As the sun sets on the last full day of the Bush presidency, reflective Americans can ask: What have we to be thankful for regarding President Bush’s eight-year term?
Indeed, it would be difficult to say which is more ubiquitous: the criticism of Bush from the press and acidulous doyens of pop-culture or the unparalleled, gushing encomiums for Obama from those very same quarters. With all the distractions, perhaps it’s difficult to cut through the noise and static to come away with facts that are not diluted with venom and ad hominen.
It cannot be denied that President Bush kept our nation secure from terrorist attacks in the post-9-11 world. After those incidents, I was rather certain that a plain fact of life was that we were going to enter a new phase of domestic existence much akin to life faced by the Israelis, where terror and death on a yearly, if not daily basis is virtually de rigueur. But somehow, the nation has remained inviolate for eight years. Is this merely a felicitous coincidence? Did those seeking our destruction simply give up after the towers came crashing down? “Ok boys, we made our point. Let’s hang up the bombs, box cutters and guns and go have some couscous.” Hardly. Rather, our lingering stretch of perfect safety was, and is, thanks to, among other things, brilliant initiatives like the Patriot Act. Since its passage, this essential piece of legislation has kept us on the offense and, as a consequence, represents to the left one of the prime examples of sheer malevolency emanating from the Bush Administration, vigorously opposed from day one of its inception as a diabolical Orwellian scheme of the far right. Characteristic of the left, their enduring cries of foul over the Patriot Act are nothing but unwarranted hyperbole.
Along a similar vein, we can look at the proven successes of the Treasury Department and CIA’s use of SWIFT (Society for Worldwide Interbank Finacial Telecommunication), which allowed the United States to track the financial ins and outs of terrorist networks. Again, here was another powerful, non-martial, “weapon” that struck at the heart of terrorist networks' machinations. How nice it would have been had The New York Times heeded the pleas of the Secretary of the Treasury and wisely decided not to divulge the intricacies of the program’s top-secret details within its pages! Democrats in congress, not surprisingly, didn’t seem to care a wit about this journalistic indiscretion. Singularly focused on embarrassing President Bush year after year, they batted not an eye at the national security solecism perpetrated the Times.
(Of course, the two wars that have wiped out most of al-Qaeda's leadership and decimated their complex infrastructure have played their own "small" part in keeping us safe. But in-depth discussion of these elements would keep me up until noon tomorrow.)

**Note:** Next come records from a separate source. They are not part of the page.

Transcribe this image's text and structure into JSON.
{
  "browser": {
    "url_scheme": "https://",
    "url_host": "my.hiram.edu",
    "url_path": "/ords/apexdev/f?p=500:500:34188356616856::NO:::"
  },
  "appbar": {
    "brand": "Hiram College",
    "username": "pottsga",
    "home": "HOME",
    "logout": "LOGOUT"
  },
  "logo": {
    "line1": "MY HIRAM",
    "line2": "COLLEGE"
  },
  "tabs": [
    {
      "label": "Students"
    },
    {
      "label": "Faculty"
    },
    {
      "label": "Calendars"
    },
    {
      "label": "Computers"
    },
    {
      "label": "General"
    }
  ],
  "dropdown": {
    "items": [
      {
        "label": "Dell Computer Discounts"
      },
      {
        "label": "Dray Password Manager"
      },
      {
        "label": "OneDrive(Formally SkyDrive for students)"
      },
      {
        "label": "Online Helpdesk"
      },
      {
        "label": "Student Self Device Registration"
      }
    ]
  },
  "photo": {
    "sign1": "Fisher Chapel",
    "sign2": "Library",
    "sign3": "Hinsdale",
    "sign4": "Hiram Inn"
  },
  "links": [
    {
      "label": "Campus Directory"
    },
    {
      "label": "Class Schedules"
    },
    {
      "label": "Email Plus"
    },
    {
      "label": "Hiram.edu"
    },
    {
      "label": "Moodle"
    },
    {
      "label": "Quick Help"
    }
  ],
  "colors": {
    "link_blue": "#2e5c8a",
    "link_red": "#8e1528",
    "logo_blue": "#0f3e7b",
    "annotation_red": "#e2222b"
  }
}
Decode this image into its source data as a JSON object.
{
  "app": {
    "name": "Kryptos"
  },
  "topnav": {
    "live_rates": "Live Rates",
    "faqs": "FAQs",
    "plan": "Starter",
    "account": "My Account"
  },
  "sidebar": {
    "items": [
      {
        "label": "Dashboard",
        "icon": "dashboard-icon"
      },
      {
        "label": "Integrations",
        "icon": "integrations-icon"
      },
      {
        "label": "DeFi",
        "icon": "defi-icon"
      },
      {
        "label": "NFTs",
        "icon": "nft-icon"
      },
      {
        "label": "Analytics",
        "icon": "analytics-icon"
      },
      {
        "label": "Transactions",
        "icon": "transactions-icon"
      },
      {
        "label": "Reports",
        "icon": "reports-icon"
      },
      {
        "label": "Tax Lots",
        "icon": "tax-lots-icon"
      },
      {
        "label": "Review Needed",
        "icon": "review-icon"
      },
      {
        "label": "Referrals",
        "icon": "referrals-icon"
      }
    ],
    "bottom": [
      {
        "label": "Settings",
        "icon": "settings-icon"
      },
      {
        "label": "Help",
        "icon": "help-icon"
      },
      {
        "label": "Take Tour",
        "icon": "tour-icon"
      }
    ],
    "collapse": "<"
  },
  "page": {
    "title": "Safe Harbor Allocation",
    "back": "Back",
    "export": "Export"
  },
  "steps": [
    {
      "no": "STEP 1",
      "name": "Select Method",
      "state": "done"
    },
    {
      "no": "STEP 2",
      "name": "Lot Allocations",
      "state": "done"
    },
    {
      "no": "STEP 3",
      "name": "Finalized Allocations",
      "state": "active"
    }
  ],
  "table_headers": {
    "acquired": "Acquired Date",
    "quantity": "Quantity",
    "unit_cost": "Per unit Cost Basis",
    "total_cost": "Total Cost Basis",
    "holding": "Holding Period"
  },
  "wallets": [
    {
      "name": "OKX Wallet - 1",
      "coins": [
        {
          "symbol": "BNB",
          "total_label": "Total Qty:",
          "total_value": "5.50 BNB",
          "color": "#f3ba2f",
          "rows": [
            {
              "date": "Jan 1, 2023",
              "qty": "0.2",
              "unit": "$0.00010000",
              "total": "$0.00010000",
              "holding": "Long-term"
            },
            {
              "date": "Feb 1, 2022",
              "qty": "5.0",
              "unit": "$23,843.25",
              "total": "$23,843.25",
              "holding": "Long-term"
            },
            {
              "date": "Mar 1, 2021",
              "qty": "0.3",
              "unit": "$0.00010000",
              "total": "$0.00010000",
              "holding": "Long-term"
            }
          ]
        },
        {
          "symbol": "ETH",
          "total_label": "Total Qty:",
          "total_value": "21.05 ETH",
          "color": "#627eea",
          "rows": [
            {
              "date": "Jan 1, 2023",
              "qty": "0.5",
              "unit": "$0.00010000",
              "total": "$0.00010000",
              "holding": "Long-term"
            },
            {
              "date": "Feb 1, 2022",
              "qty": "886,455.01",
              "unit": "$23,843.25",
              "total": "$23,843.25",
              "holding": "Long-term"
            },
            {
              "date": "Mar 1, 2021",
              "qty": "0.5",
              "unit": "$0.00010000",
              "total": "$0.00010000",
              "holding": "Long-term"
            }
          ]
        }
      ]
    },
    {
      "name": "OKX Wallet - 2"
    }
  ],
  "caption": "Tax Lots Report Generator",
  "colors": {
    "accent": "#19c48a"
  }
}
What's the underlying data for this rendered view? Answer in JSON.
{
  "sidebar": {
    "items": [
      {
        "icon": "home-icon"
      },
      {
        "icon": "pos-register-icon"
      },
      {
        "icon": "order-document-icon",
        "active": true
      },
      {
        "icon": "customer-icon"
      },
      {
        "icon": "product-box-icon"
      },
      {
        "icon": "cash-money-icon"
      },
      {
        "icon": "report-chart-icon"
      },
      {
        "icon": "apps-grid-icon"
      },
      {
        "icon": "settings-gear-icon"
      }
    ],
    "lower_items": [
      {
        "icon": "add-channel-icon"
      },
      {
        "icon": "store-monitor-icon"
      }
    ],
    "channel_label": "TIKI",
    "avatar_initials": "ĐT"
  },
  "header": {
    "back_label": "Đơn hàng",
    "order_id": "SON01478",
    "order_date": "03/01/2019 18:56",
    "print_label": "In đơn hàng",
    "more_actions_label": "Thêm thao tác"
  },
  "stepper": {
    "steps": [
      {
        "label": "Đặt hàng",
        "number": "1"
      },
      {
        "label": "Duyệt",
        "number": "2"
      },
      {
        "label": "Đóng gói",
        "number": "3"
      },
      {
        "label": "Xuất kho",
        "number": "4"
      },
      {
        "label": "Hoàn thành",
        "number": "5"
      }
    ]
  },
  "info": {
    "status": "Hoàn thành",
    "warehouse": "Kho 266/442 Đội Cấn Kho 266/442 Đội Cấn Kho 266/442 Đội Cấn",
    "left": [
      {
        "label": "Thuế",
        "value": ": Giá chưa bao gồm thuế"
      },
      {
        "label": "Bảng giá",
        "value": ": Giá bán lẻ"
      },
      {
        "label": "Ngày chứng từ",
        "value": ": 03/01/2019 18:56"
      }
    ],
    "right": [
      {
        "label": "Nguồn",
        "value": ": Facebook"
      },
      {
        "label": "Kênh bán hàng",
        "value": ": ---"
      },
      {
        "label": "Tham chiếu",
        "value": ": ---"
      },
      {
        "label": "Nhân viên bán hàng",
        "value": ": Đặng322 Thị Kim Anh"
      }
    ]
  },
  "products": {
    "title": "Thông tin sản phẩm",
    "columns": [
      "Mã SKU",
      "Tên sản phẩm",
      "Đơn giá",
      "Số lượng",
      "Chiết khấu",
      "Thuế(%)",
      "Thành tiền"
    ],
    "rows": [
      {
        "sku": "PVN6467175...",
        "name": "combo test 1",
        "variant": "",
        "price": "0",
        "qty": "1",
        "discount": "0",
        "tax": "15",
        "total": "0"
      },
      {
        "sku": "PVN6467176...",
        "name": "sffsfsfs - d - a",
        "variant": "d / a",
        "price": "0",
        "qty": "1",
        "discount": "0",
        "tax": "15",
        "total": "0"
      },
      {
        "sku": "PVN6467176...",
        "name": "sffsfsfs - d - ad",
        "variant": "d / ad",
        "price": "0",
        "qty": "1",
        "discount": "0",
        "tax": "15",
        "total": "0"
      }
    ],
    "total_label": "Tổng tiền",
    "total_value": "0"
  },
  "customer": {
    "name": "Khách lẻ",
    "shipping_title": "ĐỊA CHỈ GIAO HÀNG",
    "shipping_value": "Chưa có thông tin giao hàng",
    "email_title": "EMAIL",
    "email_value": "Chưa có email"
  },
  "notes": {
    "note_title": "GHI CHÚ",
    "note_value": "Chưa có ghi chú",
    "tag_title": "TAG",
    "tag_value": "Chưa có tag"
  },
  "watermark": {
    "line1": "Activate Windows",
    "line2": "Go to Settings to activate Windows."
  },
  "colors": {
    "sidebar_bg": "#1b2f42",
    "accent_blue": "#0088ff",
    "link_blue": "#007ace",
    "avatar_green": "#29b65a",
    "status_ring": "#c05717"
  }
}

Tertullian said, “To forbid birth is only quicker murder. He is a man who is to be a man; the fruit is always present in the seed.” President Bush has also been a great advocate for the most vulnerable in society, i.e., the unborn. I reckon that his firm pro-life stance is one of the paramount reasons why so many on the left utterly loathe him, at least those who fancy themselves convicted feminists. Another heavy irony buried deep in the conventional wisdom is the suggestion that the Democrats magnanimously stand up for the “little guy,” the “downtrodden” and the down-and-outs of society. Yeah, sure. All the while, it is precisely Democratic apparatchiks who sit idly by as the lives of millions of unborn children are snuffed out every year in the name of “choice.” This is a fact. The so-called “right to choose,” a clever euphemism for the unjust sanctioning of terminating an innocent life, has been the left’s chief cause célèbre for the past thirty years. Will there ever be a time in America when we look back at the macabre age of legalized abortion with the same revulsion and shame we presently and justifiably feel when we look back at the dark age of slavery, discrimination and racism? Hopefully so. I believe one day we will. But how many more lives will be cut short, denied even a chance at life, in the interim? The abortion industry was inhibited and weakened significantly during the Bush Administration, especially with the addition of two stellar judges to the nation’s highest court; both of whom, lest we forget, were vigorously opposed by then-Senator Obama for lacking, as he put it, “empathy.” Sadly though, the incoming president is committed to dilating the anti-life cause, infusing it with renewed vitality and only a united Republican front in the senate will be able to do much, if anything, to abort his aggressive advances.
The apologia pro Bush I have outlined in rough form here could go on and on, to be sure. However these are the most significant achievements of his term as I see them. There is ample room for criticism, especially in the area of the economy and Bush’s jettisoning of free-market principles in favor of corporatism, etc., but that will come later. Now is just a time to say THANKS Mr. President! History will vindicate Bush and those of us who voted for him.